Résoudre les problèmes par l'intuition

Dans ses recherches en tant que théoricienne des nombres, Sarah Zerbes se concentre sur l'une des branches les plus anciennes - mais aussi l'une des plus actuelles - des mathématiques. Ses travaux sont étroitement liés à l'un des grands problèmes mathématiques ouverts, dont la solution est assortie d'un prix d'un million de dollars.
Elle trouve ses meilleures idées grâce à l'intuition. Sarah Zerbes est la première professeure de mathématiques théoriques de l'ETH Zurich. ( Photo: ETH Zurich / Alessandro Della Bella )

Il existe deux types de chercheuses et chercheurs en mathématiques, explique Sarah Zerbes: «Certains et certaines élaborent des théories et ont une vision d'ensemble». Les autres se concentrent sur un problème particulier qui doit être résolu. «Je suis une résolveuse de problèmes», déclare cette Allemande de 43 ans, qui a été nommée l'automne dernier professeure de mathématiques à l'ETH Zurich. Les problèmes qu'elle traite concernent l'une des conjectures les plus célèbres et les plus mystérieuses des mathématiques.

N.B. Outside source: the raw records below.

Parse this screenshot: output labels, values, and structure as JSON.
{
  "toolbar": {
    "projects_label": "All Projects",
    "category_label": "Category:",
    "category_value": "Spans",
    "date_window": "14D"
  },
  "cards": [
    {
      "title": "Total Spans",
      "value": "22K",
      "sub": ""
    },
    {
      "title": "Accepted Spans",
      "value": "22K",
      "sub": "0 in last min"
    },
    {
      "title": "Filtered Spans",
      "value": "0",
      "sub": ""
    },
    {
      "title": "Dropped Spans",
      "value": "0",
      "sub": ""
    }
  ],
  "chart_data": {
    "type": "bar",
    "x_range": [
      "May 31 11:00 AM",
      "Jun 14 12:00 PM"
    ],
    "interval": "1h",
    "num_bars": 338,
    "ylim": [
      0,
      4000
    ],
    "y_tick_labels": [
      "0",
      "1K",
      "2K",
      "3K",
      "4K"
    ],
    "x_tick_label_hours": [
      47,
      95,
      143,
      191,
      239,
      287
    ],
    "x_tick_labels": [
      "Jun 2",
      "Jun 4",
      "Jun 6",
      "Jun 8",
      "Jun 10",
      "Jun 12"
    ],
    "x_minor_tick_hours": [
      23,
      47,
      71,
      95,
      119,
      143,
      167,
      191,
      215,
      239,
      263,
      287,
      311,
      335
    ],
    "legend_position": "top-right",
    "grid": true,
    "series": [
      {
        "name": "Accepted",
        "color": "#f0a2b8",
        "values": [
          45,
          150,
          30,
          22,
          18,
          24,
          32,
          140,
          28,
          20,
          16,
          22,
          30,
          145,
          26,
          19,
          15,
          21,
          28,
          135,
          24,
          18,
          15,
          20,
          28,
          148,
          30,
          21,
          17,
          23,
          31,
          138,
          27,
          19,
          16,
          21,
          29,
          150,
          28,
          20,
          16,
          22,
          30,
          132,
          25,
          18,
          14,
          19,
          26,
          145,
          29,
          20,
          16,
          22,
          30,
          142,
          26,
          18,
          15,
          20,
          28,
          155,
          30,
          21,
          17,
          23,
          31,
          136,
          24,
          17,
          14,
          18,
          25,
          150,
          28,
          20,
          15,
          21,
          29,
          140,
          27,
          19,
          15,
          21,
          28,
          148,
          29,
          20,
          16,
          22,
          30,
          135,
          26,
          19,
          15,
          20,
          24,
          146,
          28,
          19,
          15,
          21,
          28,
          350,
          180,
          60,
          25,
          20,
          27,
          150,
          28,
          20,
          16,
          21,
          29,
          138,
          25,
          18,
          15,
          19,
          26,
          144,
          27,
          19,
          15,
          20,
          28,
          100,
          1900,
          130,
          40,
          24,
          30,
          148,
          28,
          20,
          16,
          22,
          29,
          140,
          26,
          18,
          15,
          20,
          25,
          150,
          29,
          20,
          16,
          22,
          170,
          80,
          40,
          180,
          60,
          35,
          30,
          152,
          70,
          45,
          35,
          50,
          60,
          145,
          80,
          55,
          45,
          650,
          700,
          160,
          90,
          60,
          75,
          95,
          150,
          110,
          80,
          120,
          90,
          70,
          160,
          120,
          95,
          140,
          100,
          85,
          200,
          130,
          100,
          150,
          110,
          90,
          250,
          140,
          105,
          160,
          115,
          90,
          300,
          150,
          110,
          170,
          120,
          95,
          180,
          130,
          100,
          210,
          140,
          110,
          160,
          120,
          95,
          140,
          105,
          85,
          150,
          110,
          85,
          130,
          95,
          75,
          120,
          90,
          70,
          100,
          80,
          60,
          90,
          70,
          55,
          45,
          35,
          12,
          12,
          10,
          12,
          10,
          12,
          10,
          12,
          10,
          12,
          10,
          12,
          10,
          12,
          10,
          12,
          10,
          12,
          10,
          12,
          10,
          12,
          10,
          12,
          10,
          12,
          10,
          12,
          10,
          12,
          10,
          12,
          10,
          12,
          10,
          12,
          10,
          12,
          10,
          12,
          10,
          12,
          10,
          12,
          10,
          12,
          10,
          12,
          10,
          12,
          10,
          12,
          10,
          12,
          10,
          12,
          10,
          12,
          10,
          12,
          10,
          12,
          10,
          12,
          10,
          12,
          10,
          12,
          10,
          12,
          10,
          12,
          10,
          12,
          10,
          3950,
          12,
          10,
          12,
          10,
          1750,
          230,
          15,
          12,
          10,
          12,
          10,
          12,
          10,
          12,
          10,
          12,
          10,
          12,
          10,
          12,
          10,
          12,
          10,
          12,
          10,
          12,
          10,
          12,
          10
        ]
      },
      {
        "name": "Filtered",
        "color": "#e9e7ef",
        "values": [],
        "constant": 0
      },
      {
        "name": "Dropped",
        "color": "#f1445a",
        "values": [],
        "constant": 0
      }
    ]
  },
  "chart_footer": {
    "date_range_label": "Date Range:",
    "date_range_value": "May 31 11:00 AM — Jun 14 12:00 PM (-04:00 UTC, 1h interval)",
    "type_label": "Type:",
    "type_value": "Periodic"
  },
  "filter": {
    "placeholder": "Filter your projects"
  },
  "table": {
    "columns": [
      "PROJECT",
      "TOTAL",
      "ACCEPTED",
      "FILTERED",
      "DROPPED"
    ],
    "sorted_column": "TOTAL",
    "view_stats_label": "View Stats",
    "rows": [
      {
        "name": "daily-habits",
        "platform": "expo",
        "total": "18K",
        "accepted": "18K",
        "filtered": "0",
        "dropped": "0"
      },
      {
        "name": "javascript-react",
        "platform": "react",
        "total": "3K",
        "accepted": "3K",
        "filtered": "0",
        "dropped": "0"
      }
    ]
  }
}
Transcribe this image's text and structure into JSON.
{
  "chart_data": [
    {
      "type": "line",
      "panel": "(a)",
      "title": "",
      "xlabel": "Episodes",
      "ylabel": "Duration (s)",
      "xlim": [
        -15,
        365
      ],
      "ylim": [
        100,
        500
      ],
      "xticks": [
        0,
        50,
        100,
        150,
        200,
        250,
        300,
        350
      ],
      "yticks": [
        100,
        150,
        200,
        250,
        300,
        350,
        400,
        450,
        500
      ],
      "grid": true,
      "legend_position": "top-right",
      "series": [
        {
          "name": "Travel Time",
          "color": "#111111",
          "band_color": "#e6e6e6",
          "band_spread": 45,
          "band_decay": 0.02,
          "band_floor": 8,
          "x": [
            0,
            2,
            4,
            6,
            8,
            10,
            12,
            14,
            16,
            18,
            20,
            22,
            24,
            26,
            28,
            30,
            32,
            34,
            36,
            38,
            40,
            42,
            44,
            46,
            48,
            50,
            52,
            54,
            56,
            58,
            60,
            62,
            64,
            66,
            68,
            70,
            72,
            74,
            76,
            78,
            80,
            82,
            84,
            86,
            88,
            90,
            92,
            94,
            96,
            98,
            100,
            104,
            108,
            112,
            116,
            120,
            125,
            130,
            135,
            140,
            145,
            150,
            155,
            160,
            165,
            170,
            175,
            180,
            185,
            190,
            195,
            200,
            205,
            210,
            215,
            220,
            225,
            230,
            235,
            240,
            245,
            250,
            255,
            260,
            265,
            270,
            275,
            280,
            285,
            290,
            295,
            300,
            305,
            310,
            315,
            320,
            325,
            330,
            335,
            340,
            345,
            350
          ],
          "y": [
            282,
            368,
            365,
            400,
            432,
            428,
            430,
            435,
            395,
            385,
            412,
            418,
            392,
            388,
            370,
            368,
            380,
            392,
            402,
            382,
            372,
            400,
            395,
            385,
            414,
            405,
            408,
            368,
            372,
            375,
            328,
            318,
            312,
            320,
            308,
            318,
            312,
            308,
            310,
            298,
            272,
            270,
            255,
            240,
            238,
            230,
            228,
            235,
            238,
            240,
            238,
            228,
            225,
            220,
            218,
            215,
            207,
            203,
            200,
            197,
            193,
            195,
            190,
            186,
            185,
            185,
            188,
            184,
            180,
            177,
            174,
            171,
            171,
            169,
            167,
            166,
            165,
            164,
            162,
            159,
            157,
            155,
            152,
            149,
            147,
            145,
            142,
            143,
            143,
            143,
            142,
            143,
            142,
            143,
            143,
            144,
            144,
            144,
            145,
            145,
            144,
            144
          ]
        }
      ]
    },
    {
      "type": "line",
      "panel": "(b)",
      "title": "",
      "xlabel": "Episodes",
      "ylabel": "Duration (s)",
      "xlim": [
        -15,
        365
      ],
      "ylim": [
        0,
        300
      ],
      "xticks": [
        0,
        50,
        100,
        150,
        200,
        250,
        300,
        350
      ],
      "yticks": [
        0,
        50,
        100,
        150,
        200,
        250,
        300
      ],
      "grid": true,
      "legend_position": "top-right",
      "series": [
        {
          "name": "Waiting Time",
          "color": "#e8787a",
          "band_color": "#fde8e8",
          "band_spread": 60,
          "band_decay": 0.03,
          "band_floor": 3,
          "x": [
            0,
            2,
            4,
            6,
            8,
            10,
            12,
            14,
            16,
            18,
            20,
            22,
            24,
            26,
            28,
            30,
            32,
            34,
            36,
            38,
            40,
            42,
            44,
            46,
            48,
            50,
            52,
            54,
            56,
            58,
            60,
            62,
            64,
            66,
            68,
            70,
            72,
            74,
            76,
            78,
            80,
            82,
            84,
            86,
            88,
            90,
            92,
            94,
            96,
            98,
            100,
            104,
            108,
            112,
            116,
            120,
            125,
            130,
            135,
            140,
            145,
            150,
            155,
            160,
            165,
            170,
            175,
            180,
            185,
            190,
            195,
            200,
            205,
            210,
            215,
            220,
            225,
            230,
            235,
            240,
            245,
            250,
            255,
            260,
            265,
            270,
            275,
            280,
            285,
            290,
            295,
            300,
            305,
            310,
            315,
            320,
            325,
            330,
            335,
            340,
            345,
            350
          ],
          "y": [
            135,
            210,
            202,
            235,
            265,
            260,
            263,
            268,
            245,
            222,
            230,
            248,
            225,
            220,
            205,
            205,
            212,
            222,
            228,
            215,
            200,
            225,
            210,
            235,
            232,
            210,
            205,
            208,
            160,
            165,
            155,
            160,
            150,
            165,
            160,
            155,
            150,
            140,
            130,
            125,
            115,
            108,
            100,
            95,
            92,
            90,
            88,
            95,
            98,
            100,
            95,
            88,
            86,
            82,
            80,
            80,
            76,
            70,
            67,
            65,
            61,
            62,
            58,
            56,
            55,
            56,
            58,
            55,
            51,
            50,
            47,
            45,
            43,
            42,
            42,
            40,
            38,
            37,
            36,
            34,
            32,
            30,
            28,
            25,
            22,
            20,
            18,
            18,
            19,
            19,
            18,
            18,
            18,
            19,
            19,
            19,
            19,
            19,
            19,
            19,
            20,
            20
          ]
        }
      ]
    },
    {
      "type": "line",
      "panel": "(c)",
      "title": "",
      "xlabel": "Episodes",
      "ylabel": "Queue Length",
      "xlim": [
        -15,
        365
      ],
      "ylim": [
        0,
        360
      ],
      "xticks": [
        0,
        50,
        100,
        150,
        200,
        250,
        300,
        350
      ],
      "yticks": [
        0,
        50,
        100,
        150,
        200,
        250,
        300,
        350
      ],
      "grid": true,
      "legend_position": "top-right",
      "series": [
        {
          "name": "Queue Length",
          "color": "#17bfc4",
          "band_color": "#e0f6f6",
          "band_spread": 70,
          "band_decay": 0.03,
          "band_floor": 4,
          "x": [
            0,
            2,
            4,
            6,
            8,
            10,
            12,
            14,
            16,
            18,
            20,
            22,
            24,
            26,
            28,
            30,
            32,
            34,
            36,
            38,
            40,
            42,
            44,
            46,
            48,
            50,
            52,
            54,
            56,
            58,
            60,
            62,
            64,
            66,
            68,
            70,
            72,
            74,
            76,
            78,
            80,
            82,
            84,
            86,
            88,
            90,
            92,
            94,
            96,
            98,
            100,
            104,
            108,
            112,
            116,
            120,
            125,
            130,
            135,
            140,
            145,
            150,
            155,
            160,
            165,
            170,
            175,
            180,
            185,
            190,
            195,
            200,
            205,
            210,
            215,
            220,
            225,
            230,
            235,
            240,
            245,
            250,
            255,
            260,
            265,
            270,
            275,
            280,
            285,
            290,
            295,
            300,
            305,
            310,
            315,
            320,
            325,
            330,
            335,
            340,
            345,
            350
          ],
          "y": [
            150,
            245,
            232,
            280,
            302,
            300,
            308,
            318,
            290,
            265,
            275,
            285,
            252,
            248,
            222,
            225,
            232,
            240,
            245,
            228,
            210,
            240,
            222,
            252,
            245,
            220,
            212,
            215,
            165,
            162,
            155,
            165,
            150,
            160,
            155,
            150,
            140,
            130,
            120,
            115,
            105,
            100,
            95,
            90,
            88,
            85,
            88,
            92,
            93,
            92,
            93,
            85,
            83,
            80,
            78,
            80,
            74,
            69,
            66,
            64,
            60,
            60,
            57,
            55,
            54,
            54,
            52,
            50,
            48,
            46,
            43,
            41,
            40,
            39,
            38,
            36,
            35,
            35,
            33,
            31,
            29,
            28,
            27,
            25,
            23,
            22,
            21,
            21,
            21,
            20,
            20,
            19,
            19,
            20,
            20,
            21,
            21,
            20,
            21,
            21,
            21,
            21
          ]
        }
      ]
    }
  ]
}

Elle a été proposée par deux mathématiciens britanniques, Bryan Birch et Peter Swinnerton-Dyer, en 1965, après avoir passé de nombreuses nuits à mener des expériences numériques sur ce qui était à l'époque le seul ordinateur de l'université de Cambridge. «De nos jours», dit Sarah Zerbes, «n'importe qui pourrait faire ces calculs sur un ordinateur portable».

Bryan Birch et Peter Swinnerton-Dyer (BSD en abrégé) n'ont pas réussi à prouver leur conjecture. En 2000, une fondation l'a inscrite comme l'un des sept grands problèmes mathématiques dont la solution serait récompensée par un million de dollars. «Il s'agit d'une classe d'équations très importantes en mathématiques, ainsi que pour certaines applications de cryptographie», explique Sarah Zerbes. «Elles sont appelées courbes elliptiques.» Le défi consiste à trouver certaines solutions pour ces courbes. «La conjecture BSD stipule que les solutions de ces équations sont déterminées par un objet qui provient, de manière surprenante, d'un tout autre domaine des mathématiques, à savoir les fonctions.» Cet objet est connu sous le nom de fonction L analytique complexe.

Un énorme réseau de nouvelles conjectures

La conjecture BSD est l'un des problèmes ouverts les plus importants dans le domaine de la théorie des nombres, mais elle a également ouvert un nouveau domaine de recherche. Il existe désormais un vaste réseau d'autres conjectures généralisant la conjecture BSD. «Avec mon mari, j'ai prouvé plusieurs nouveaux sous-problèmes dans ce réseau», explique Sarah Zerbes. Elle collabore avec son mari, David Loeffler, depuis de nombreuses années. Il est actuellement professeur invité à l'ETH Zurich, parallèlement à son poste de professeur titulaire à l'Université de Warwick, au Royaume-Uni, et travaille dans le même bureau du bâtiment principal de l'ETH Zurich que sa femme. «Partager un bureau n'est pas toujours facile, car il est très difficile de séparer nos vies personnelles de notre travail. Il nous arrive d'avoir des discussions animées», admet Sarah Zerbes, «mais nous nous complétons très bien.»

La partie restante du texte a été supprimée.